К ним кто-то приносит букеты цветов
И вечный огонь зажигает.
и вы столкнетесь с загадкой, которая в простейших своих словосочетаниях таит в себе уже не искусство, а чудо духовного сотворения новой реальности. Ведь здесь все казалось бы просто и даже банально: братские могилы, букеты цветов, вечный огонь... Многие поэты ищут необычных форм, слов, выражений, но мне кажется, что истинно великие (и Пушкин, и Блок, и Есенин) каким-то чудом могли обходиться вот этой кажущейся банальностью, которая, еще не обозначенная, уже жила в душах людей и только ждала своего выразителя. Таков и Высоцкий... Кто-то из критиков, к сожалению, не помню, кто именно, сказал: “Пушкин – великий причал русского языка, а Высоцкий корабль, который оттолкнулся от этого причала и поплыл дальше”. Именно – дальше, думается мне, ибо Высоцкий пришел к нам не только со словами, но еще и с мелодией, песней, то есть с тем, что именно и выражает душу народа. И, кстати, мелодии эти, часто воспринимаемые слушателями через простой гитарный аккомпанемент (Высоцкий, конечно же, не был выдающимся гитаристом, но, в силу своей гениальности, мог бы, наверно, им стать, если бы это потребовала природа его творчества), очень высоко оценивались и многими значительными музыкантами, например, Андреем Петровым или таким выдающимся композитором современности, как Альфред Шнитке.
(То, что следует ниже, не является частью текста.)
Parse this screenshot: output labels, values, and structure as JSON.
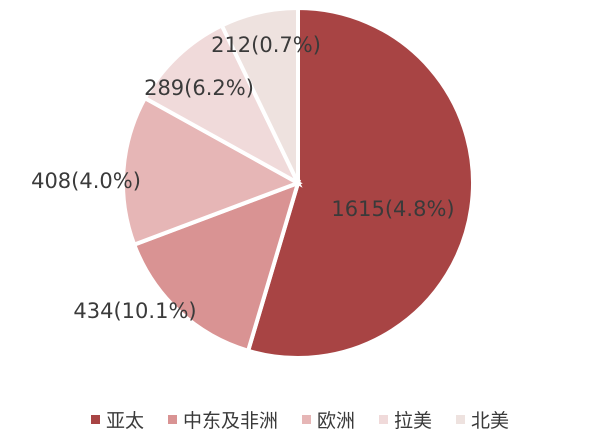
{
  "chart_data": {
    "type": "pie",
    "title": "",
    "slices": [
      {
        "category": "亚太",
        "value": 1615,
        "label": "1615(4.8%)",
        "color": "#a84444"
      },
      {
        "category": "中东及非洲",
        "value": 434,
        "label": "434(10.1%)",
        "color": "#d99393"
      },
      {
        "category": "欧洲",
        "value": 408,
        "label": "408(4.0%)",
        "color": "#e6b6b6"
      },
      {
        "category": "拉美",
        "value": 289,
        "label": "289(6.2%)",
        "color": "#f0dada"
      },
      {
        "category": "北美",
        "value": 212,
        "label": "212(0.7%)",
        "color": "#eee2df"
      }
    ],
    "legend_position": "bottom",
    "start_angle_deg": 0,
    "direction": "clockwise"
  }
}
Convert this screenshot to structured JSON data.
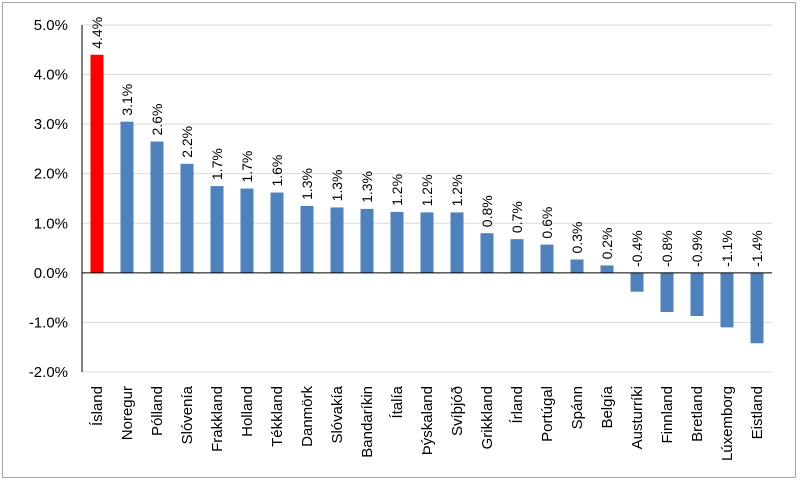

Еще раз напомню, что и Окуджава, и Галич были выразителями определенных чувств и мыслей определенных слоев населения. Высоцкий же был беспределен в своей универсальности (“Универсальность является характерным признаком гения”, О. Вейнингер). Если Галич был в большинстве своих песен сатириком (так же как и Окуджава - лириком), то Высоцкий мог быть и “просто” юмористом, даже и в этом оригинальном жанре соперничая на равных с общепризнанными лидерами (“Про Кука”, “Про речку Вачу”, ”Веселая покойницкая”, “Жираф”, “О переселении душ”, “Честь шахматной короны”, “В психдиспансере”, “Баллада о гипсе” и др. ) С этим, возможно, согласятся и многие противники Высоцкого, но тут же находчиво усомнятся в его лиричности, возражая хотя бы против голоса и манеры исполнения. И голос, действительно, в наибольшей степени - дело вкуса, тем более такой уникальный, но обычно просто не знают (или, заупрямившись, не хотят знать) таких песен как “Гололёд”, “Дела”, “В холода, в холода”, “Дом хрустальный”, “Так дымно”, “Белый вальс”, “Белое безмолвие”, “07”, “Баллада о любви”, “Песня о коротком счастье”, “Чайка”, “Лимузины”, “А маленькой солнечной лужице”, “Я несла свою беду”, “Жили были на море”, “Так случилось - мужчины ушли”... И очень жаль тех людей, которым от рождения повезло жить в одно время с Владимиром Высоцким, но для которых их великий современник так и остался “блатарём”, “хрипуном”, “алкоголиком”. Впрочем, времена меняются, а люди остаются людьми...
Тишина надо мной раскололась,
из динамиков хлынули звуки,
с крыш ударил направленный свет...
но
Мой, отчаяньем сорванный голос,
Современные средства науки
превратили в приятный фальцет.
Эта “запредельная” песня, “Памятник”, идет гораздо дальше пушкинского “нерукотворного” монумента, ибо пафос ее противоположный - в идее отказа от своего грядущего “охрамления” и “ограничивания”.
И шарахнулись толпы в проулке,
когда вырвал я ногу со стоном
и осыпались камни с меня.
К сожалению, по причинам “газетного” свойства, говоря о гениальной простоте Высоцкого, я практически не коснулся его мастерства, не привел бесчисленных примеров, это подтверждающих и ссылок на людей, которые боготворили Высоцкого, будучи и сами людьми со всемирным признанием; ничего не сказал я о его артистической ипостаси, не отметил исключительной народности его песен и той степени их популярности, которая характеризуется уже “особым историческим значением для развития человеческого общества”. Промолчал я и о сугубой мужественности творчества Высоцкого, каковая, по теории О. Вейнингера, является еще одной характерной чертой гения. Поэтому, может быть, я не всех убедил. Да и надо ли?
Саван сдернули. Как я обужен! / - Нате, смерьте!
Неужели такой я вам нужен / после смерти?!